As a side note, on the recommendation of Matt Tiscareno I did some simulations on moonlet stability that didn't include the background. Unlike previous work by Porco, et al., I am not putting a large central core into these moonlets. I am assuming all particles of nearly the same size. This is significant because the Hill sphere of the large body can enclose nearby smaller bodies when two bodies of the same size sit largely outside of one another's Hill spheres. I was able to find a configuration where a moonlet was stable without background material and got broken up when background material was present. The moonlet was made as a lattice roughly filling a triaxial ellipsoid at 130,000 km from Saturn. The lowest density I could get to be stable i this configuration with a 2:1:1 ratio was a bulk density of 0.7 g/cm^3 or 1.0 g/cm^3 for the constituent bodies. Even with that high a density, it got knocked apart when I put it in a background. I'm not going to be doing too much more work on this right now because Crosby found it interesting and will likely work on it as part of his senior research project in Physics.

Thursday, July 15, 2010

Moonlet Surprise

So Crosby has been working on doing data analysis on the higher resolution moonlet simulations that I had done over the last two years or so. These simulations use smaller particles in the background and were intended to help answer the question of exactly what we are seeing with small propellers in the rings. He has made some movies that I will put up on the rings research page under the second moonlets paper. We have seen huge differences in what appears based on the size of the moonlet. Yesterday we got another surprise as well. I had started a new simulation that had a size distribution in the hopes that we could get a better feel for how that impacts things. I made some other changes to this particular simulation as well. I upped the surface density and lowered the internal particle density to try to better match what other people have been using. The result, the moonlet fell apart.

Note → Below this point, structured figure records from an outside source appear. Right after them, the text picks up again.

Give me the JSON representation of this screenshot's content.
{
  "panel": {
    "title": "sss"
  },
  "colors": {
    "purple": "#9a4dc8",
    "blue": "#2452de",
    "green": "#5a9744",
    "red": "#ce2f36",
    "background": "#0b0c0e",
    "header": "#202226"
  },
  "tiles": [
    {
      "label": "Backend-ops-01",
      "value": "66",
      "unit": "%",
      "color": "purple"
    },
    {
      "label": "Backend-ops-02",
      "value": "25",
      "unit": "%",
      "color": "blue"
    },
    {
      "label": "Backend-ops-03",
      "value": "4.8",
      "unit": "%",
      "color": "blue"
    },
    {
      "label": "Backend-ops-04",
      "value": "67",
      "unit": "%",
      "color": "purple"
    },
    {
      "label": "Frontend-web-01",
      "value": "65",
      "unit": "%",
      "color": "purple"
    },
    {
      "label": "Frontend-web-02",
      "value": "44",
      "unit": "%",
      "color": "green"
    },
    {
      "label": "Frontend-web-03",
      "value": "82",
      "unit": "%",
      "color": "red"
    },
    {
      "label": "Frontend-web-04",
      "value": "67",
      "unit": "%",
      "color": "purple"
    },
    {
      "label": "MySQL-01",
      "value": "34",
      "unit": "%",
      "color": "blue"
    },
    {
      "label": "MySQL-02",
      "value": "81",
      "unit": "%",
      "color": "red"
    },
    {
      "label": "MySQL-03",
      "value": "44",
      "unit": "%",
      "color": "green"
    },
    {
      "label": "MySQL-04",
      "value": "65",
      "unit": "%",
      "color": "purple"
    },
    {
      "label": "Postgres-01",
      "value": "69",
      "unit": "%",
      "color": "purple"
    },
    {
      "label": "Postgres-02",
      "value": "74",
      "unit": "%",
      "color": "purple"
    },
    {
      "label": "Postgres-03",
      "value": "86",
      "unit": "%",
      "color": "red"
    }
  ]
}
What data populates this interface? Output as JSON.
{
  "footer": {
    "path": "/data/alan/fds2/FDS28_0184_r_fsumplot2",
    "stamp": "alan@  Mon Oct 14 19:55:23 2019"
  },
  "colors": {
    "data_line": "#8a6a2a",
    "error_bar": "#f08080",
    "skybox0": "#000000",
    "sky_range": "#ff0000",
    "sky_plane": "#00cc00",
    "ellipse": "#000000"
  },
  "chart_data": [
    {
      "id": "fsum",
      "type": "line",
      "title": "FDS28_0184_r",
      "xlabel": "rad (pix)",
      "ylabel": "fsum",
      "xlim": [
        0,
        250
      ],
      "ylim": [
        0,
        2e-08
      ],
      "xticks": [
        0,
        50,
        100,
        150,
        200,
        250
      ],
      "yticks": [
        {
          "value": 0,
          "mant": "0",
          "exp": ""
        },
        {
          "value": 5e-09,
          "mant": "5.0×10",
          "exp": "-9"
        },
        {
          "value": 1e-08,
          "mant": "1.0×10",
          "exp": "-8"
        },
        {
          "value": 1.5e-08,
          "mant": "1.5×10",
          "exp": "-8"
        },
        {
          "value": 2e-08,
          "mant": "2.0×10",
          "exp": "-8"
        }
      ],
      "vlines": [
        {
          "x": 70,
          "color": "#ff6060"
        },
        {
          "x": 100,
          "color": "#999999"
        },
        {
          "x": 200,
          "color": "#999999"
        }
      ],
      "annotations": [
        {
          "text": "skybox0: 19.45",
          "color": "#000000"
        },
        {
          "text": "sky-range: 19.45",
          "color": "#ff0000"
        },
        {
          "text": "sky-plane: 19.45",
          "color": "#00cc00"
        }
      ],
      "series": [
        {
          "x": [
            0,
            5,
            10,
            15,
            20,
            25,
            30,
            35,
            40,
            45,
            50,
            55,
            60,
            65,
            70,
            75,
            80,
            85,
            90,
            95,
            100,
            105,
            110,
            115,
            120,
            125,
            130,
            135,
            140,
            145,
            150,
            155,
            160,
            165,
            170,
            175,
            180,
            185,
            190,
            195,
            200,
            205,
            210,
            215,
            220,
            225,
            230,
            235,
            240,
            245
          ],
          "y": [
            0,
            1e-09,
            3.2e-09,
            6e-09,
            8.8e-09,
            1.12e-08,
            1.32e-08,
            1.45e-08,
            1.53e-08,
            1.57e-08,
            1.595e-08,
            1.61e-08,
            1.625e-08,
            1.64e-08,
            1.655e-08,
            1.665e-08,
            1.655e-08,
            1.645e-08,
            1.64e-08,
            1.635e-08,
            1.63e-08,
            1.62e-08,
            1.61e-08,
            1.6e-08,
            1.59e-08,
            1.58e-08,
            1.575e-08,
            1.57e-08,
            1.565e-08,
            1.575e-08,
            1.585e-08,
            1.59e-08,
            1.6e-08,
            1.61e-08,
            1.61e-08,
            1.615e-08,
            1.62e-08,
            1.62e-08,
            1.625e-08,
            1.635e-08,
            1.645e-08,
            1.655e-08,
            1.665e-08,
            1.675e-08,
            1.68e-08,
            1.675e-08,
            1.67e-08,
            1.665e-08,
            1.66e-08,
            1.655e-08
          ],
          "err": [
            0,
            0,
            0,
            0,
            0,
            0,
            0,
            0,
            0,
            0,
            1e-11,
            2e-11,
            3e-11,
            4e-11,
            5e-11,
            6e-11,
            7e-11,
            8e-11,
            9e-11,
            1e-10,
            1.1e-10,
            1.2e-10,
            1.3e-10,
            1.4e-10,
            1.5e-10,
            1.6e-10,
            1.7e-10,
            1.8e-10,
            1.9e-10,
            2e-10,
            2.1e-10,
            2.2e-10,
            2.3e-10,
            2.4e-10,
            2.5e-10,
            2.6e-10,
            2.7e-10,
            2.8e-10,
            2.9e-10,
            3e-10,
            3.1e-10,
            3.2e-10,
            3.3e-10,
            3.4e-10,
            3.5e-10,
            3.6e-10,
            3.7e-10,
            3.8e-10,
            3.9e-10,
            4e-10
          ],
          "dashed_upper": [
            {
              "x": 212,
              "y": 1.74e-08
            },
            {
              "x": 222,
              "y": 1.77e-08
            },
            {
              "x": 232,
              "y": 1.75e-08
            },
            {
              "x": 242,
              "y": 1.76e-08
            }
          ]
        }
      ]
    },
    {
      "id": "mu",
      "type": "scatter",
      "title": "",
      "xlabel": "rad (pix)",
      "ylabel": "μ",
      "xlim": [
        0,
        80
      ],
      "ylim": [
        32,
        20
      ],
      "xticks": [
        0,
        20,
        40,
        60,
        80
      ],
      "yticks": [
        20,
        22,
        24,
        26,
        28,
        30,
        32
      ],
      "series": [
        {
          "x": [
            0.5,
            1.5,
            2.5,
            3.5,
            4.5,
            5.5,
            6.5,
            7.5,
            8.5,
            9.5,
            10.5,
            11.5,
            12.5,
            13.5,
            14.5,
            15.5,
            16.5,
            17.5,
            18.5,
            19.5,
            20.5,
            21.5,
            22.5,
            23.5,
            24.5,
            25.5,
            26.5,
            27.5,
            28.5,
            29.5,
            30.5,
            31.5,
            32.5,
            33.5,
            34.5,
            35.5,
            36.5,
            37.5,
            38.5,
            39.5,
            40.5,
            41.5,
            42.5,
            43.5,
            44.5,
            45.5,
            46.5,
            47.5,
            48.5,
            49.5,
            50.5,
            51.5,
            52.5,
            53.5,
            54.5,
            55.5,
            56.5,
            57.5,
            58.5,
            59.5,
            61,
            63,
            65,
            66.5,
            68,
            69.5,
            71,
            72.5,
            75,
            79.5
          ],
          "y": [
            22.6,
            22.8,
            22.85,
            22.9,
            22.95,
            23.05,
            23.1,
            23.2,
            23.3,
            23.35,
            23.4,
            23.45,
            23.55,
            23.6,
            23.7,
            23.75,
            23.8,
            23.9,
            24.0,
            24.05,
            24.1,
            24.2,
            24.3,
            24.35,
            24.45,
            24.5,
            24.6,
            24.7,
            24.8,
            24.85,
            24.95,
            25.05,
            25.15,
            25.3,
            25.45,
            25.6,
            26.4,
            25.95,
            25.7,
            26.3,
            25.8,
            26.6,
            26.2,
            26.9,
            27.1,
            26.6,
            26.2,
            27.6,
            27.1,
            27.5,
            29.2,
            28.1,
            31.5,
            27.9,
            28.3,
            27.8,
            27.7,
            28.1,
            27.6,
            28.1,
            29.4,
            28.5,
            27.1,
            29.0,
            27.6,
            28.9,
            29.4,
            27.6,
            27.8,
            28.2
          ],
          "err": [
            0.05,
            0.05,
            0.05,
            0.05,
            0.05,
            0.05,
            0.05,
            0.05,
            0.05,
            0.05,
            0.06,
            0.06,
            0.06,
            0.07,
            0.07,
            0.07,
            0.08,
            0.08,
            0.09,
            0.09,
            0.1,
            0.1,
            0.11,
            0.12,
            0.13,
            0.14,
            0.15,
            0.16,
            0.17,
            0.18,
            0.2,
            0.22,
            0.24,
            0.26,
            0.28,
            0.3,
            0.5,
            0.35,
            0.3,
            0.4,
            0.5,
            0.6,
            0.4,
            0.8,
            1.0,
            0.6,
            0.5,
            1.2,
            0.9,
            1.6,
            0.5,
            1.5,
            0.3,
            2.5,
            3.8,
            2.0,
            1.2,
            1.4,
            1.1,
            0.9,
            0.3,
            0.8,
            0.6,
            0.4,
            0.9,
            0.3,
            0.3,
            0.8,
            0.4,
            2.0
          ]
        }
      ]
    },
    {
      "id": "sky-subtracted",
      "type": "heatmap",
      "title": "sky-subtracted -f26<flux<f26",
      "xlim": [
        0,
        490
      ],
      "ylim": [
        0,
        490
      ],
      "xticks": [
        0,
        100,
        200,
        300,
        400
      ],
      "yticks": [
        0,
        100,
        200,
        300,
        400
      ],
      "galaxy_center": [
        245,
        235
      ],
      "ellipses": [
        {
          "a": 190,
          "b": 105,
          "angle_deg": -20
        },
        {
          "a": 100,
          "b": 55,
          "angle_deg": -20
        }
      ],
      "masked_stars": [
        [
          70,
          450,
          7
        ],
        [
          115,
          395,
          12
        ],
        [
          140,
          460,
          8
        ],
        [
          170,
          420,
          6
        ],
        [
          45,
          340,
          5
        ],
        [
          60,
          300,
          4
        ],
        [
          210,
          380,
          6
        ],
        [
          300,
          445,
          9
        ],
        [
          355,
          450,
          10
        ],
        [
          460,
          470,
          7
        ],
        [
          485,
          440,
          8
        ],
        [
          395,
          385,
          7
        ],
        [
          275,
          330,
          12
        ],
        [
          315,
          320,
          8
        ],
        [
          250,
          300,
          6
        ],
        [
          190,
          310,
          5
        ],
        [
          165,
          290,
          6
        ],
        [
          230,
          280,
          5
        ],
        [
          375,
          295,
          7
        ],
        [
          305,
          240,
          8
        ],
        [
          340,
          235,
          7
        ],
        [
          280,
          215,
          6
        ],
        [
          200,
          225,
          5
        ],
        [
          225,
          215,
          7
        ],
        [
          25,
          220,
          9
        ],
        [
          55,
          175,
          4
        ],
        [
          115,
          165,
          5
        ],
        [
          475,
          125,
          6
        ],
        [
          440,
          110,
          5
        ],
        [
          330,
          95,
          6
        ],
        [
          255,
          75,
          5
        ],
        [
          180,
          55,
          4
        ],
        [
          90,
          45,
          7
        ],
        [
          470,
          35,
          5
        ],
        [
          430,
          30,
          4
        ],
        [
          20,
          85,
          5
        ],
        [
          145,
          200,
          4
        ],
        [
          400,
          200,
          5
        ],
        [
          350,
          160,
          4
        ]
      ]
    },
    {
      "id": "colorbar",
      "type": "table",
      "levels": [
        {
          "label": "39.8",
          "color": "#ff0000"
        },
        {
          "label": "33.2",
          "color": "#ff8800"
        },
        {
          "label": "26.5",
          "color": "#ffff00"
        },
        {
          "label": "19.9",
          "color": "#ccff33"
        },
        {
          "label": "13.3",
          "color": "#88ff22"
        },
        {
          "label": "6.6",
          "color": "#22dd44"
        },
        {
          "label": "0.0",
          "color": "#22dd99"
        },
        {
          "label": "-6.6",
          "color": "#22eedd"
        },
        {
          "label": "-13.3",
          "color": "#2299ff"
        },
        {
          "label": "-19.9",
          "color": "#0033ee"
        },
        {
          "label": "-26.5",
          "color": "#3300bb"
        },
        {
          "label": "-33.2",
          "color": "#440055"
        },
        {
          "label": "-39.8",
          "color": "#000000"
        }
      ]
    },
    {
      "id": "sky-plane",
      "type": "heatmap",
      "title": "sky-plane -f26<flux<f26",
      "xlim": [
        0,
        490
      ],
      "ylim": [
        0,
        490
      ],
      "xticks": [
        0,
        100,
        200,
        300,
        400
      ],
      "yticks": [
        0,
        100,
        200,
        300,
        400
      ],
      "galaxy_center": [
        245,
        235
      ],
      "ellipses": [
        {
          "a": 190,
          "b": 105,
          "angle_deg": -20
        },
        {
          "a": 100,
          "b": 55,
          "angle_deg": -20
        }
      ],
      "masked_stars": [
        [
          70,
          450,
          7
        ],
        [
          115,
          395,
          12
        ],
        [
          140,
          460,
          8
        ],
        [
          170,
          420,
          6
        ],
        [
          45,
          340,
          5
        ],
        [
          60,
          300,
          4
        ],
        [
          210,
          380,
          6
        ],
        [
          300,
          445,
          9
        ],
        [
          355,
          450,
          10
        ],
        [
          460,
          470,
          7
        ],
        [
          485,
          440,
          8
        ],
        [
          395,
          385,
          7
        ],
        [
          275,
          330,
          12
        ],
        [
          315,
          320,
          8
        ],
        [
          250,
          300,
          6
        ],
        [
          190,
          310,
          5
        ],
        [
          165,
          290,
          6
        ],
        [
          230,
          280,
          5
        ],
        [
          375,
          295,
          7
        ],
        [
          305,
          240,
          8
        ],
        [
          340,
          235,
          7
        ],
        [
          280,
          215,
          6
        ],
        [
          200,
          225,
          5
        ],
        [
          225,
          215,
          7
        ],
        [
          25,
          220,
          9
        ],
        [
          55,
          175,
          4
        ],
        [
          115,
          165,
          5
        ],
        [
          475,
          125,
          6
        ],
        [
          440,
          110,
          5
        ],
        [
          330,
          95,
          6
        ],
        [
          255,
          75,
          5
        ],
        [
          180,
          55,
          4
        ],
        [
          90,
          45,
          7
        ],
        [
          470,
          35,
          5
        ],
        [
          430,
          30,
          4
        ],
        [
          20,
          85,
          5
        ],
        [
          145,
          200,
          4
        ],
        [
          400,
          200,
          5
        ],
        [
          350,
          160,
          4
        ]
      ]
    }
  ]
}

That last bit needs some explaining. For numerical reasons I stopped using a single large particle for my moonlet a while back. Instead, I use a lattice of spheres with an enhanced density so the total mass matches that of a single sphere. In my other simulations this has worked great and the lattice holds together. In this one, it got knocked to pieces in just one orbit. We haven't worked out all the implications of this, but here are a few possibilities.
  • The internal density of constituent parts of moonlets has to be high enough so this doesn't happen.
  • The moonlets can't be loose rubble piles. They have to have physical strength.
  • The constituent pieces of a moonlet have to be significantly larger than the top end of the surrounding size distribution.
Granted, it could be some combination of these. In this simulation, the moonlet was fairly small too so I need to do something with a larger moonlet without varying anything else and see if it gets broken up.